Зацепе показалось, что она репетирует роль для мелодрамы. Кастрони тихо поскуливал от волнения и жалости.
«Замечательно! — думал Зацепа. — Вот появился ещё один персонаж. Нас было только двое, она и я. Теперь уже четверо. Третий, как я понимаю, этот певец Вазелин. Надо бы уточнить, но нельзя. Она ведь сказала о нём по-русски. Интересно, кто четвёртый? Кого мне надо убить?»

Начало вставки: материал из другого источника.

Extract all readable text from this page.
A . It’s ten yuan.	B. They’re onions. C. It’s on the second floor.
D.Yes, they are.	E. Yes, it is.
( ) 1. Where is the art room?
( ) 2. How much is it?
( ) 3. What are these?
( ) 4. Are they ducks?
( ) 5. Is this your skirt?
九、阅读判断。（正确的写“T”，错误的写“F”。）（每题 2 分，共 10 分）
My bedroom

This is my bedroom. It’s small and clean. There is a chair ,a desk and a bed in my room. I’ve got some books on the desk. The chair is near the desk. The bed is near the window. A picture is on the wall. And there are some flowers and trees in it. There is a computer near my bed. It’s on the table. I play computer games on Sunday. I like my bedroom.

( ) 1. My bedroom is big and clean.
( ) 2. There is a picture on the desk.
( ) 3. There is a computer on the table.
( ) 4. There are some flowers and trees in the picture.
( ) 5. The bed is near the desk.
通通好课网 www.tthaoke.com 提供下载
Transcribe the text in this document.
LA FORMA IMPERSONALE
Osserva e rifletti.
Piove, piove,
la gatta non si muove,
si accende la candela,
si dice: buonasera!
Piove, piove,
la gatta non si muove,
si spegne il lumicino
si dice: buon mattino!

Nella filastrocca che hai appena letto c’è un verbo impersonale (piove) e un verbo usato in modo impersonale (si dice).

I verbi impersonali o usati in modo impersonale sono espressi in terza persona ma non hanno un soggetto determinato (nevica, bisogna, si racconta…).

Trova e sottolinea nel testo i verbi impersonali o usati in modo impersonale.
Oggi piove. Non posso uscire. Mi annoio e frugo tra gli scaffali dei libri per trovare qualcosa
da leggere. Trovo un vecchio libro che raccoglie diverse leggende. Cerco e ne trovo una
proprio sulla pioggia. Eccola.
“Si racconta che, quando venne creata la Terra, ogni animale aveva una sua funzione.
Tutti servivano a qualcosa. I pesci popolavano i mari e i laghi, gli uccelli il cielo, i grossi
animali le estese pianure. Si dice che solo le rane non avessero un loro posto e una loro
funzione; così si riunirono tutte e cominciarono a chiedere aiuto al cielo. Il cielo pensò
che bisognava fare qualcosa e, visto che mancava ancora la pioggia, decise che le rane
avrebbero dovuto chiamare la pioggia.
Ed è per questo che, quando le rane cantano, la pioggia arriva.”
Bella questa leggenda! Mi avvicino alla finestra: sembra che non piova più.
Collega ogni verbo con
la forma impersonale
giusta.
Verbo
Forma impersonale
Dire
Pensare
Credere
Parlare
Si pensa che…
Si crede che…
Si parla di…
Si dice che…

— Женя! Прекрати! Что ты говоришь? Что ты выдумываешь, девочка? Зачем? — зашептал Кастрони, искренне подыгрывая синьорине, заламывая руки и слегка подвывая на гласных.
Зацепа между тем сохранял ледяное, отрешённое спокойствие.
— Зачем? — взвизгнула Женя. — Затем, что я больше не могу так жить. Я хочу покончить с этим. Но у него есть много записей. Если я уйду, он сделает так, что все это увидят мои родители, учителя, одноклассники. Он может, я знаю. Уже было, когда он снимал со мной или с другими девочками и мальчиками разных богатых известных людей, а потом шантажировал их. И они платили. Теперь он шантажирует меня. Требует огромную сумму. Он уже поместил в Интернете картинки, клипы, на которых видно не только тело, но и лицо, очень чётко, крупным планом.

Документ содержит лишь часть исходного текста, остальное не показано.